Tout
m'est proche quand je suis loin, et les morts, et le temps d'avant.
Peut-être parce que tout départ fait allusion à la mort, et que
l'angoisse nous incite à des rêveries mélancoliques.
(Danièle
Sallenave, Le principe de ruine)
"Je
ne suis vrai qu'avec moi-même. Dès que je parle, je suis trahi par
la situation. Je suis trahi par celui qui m'écoute, tout simplement
à cause de la communication.
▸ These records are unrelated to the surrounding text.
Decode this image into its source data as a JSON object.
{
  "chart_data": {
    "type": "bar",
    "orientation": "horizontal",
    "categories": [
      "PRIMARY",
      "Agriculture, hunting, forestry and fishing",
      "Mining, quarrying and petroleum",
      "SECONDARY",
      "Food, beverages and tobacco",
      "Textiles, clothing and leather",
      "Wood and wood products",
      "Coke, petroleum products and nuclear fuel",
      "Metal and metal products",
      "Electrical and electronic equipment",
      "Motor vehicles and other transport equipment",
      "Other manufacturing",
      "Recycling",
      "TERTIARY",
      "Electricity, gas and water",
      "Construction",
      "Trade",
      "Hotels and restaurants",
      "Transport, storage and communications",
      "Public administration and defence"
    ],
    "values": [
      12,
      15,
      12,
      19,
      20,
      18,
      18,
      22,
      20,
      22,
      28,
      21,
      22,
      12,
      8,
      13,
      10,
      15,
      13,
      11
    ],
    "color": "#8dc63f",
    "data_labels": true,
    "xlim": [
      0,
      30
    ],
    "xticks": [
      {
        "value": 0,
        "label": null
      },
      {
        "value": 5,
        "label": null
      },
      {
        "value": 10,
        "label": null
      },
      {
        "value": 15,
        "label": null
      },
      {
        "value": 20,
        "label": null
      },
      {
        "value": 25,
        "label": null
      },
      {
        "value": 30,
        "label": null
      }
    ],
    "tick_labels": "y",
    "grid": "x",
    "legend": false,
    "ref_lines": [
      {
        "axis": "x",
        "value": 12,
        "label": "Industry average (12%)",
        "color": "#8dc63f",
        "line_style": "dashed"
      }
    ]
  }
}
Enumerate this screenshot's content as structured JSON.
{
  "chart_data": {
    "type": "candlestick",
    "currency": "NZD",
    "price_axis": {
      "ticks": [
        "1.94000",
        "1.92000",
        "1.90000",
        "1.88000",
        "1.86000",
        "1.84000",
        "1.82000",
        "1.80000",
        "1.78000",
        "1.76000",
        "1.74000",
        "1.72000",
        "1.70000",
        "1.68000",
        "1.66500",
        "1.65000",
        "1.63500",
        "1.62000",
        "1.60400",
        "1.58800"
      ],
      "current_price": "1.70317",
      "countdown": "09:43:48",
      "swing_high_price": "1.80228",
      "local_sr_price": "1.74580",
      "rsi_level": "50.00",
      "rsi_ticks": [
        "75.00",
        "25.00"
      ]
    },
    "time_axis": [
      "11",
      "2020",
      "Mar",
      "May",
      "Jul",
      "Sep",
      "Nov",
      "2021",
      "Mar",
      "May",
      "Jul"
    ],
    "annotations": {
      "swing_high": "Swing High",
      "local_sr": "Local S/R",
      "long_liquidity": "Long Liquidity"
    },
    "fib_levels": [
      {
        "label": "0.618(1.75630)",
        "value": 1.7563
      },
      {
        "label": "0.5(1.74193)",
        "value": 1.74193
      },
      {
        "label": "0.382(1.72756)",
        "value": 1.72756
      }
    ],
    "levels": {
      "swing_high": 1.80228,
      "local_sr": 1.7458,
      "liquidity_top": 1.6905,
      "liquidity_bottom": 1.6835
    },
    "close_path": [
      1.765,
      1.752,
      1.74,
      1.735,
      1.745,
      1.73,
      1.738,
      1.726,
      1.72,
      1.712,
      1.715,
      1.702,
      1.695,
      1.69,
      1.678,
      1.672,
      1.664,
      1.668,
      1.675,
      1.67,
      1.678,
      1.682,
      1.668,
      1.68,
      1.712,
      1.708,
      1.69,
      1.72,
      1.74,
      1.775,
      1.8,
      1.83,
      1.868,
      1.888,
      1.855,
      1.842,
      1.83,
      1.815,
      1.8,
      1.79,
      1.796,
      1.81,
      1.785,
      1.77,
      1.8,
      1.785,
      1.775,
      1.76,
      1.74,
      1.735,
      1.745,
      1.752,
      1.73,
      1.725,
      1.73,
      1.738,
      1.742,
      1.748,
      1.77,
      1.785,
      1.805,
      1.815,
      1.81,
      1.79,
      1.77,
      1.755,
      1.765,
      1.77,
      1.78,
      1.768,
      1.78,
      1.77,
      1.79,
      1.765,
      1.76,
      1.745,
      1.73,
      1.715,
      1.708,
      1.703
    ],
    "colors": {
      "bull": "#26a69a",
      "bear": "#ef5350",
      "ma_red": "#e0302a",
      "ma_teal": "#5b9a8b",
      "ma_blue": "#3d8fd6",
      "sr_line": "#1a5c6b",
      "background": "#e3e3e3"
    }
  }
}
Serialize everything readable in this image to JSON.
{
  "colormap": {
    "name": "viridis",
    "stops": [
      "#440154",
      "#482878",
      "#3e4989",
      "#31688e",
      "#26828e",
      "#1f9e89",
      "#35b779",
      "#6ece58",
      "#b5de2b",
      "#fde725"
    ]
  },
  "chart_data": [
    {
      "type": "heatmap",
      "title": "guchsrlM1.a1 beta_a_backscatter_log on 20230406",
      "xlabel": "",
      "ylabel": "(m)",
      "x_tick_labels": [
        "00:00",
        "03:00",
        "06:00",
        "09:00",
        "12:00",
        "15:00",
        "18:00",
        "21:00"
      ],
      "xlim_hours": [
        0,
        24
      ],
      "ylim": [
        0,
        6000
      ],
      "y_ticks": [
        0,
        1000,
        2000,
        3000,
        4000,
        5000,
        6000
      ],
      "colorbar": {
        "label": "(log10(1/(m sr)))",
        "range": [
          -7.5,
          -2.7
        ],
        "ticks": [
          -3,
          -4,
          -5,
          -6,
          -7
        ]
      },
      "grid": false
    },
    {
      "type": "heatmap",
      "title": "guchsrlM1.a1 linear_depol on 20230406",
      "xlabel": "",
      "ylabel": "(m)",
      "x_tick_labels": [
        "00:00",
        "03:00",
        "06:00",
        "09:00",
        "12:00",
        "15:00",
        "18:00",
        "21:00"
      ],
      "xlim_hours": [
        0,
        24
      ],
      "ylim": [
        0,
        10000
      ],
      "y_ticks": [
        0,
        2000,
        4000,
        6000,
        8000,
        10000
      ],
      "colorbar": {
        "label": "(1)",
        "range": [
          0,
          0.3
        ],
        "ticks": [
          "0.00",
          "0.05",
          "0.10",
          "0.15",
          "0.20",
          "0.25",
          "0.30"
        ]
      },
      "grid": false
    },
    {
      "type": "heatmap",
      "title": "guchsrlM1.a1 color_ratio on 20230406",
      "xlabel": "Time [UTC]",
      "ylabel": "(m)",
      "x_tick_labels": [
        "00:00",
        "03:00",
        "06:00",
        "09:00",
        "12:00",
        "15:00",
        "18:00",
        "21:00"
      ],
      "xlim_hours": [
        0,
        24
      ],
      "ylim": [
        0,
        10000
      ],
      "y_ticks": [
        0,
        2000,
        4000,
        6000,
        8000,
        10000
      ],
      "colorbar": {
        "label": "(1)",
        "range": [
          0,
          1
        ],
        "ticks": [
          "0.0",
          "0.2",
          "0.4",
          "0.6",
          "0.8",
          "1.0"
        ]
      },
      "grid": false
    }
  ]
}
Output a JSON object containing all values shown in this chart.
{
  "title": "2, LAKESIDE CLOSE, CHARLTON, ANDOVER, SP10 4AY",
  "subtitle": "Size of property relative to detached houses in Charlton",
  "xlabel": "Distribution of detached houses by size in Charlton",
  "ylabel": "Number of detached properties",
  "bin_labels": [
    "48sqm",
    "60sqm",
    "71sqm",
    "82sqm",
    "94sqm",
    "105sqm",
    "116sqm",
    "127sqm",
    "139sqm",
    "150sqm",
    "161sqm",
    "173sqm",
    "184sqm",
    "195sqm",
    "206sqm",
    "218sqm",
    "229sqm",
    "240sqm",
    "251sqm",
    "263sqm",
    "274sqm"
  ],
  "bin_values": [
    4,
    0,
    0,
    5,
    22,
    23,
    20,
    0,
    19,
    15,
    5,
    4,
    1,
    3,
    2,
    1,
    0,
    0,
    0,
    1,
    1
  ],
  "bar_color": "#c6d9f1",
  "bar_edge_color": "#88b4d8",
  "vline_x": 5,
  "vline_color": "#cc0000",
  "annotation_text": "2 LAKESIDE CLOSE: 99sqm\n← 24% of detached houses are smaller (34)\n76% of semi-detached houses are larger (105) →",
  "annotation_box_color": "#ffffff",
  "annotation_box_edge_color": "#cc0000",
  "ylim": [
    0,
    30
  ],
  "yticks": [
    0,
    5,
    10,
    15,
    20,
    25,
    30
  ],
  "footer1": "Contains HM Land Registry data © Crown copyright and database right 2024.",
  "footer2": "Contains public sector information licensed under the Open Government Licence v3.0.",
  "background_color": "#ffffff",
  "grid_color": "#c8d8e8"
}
Je suis trahi par le choix de mes
mots", disait Jean Genet à
Rüdiger Wischenbart et Layla Shahid Barrada, lors d'un entretien
réalisé les 6-7 décembre 1983 et reproduit dans L'ennemi
déclaré : textes et entretiens, 1970-1983,
paru chez Gallimard en 1991.
Je
dois avouer que tu nous manques aujourd'hui, Jean :
tes
coups de colère (après tout, l'événement qui t'a fondé n'a-t-il
pas été à l'école primaire les moqueries de tes camarades, quand
le maître d'école a lu ta rédaction sur « ma maison »,
parce que tu étais un enfant trouvé et placé en famille d'accueil
et donc qu'en fait tu n'avais pas de maison ?),
ta
défense des opprimés (prisonniers, Black panthers, Palestiniens) et
ta haine des oppresseurs,
ta
dénonciation permanente de la colonisation ("La
colonisation du tiers-monde ne fut qu'une série de brutalités, très
nombreuses et très longues, sans autre but que celui, plutôt
atrophié, de servir la stratégie des pays colonialistes et
l'enrichissement des sociétés d'investissements aux colonies",
lit-on dans Violence et brutalité,
article paru le 2 septembre 1977, et où tu distingues avec justesse
la brutalité ou plutôt les brutalités de la "société
bourgeoise"
de la violence des opprimés, qui n'est qu'une réponse à ces mêmes
brutalités),
ta
dénonciation du "tutoiement
policier envers qui a la peau brune"
(et ça s'est largement aggravé depuis, tant aux USA qu'en France –
tu peux te rassurer, rien n'a changé depuis quarante ans et ne nous
étonnons donc pas de la violence de certains jeunes envers la police
!) et de l'usage du
vocabulaire par la société établie ("un
mot encore, celui de « terrorisme » qui devrait être
appliqué autant et davantage aux brutalités d'une société
bourgeoise",
ajoutes-tu toujours dans Violence et brutalité),
ton
mépris pour la social-démocratie ("la
social-démocratie est démocrate dans ses discours, inquisitoriale
quand elle le veut. Et inquisitoriale – avec tortures « propres »,
« raffinées », grâce aux techniques modernes –
inquisitoriale sans remords, sans troubles",
et encore tu n'as pas connu l'usage des drones ni Guantanamo, ni
l'arrestation arbitraire et l'expulsion vers l'Espagne d'Aurore
Martin, merci la gauche au pouvoir),
ton
souhait que soit mis en valeur le semblable caché sous les
différences ("Hier,
sous des différences crevant l’œil, nous avons découvert le
semblable presque insaisissable ; aujourd'hui par décret
admiratif, nous dissolvons le semblable afin que soit surtout
évidente la différence",
écrivais-tu le 30 juin 1977, dans Cathédrale de Chartres,
"Vue
cavalière",
publié dans L'Humanité,
et l'on sait aujourd'hui combien on souligne de plus en plus les
différences pour masquer les brutalités faites aux minorités :
musulmans, roms et gitans, pauvres et sans-papiers, etc., tu
rajoutais : "Il
ne faut pas permettre que le « droit à la différence »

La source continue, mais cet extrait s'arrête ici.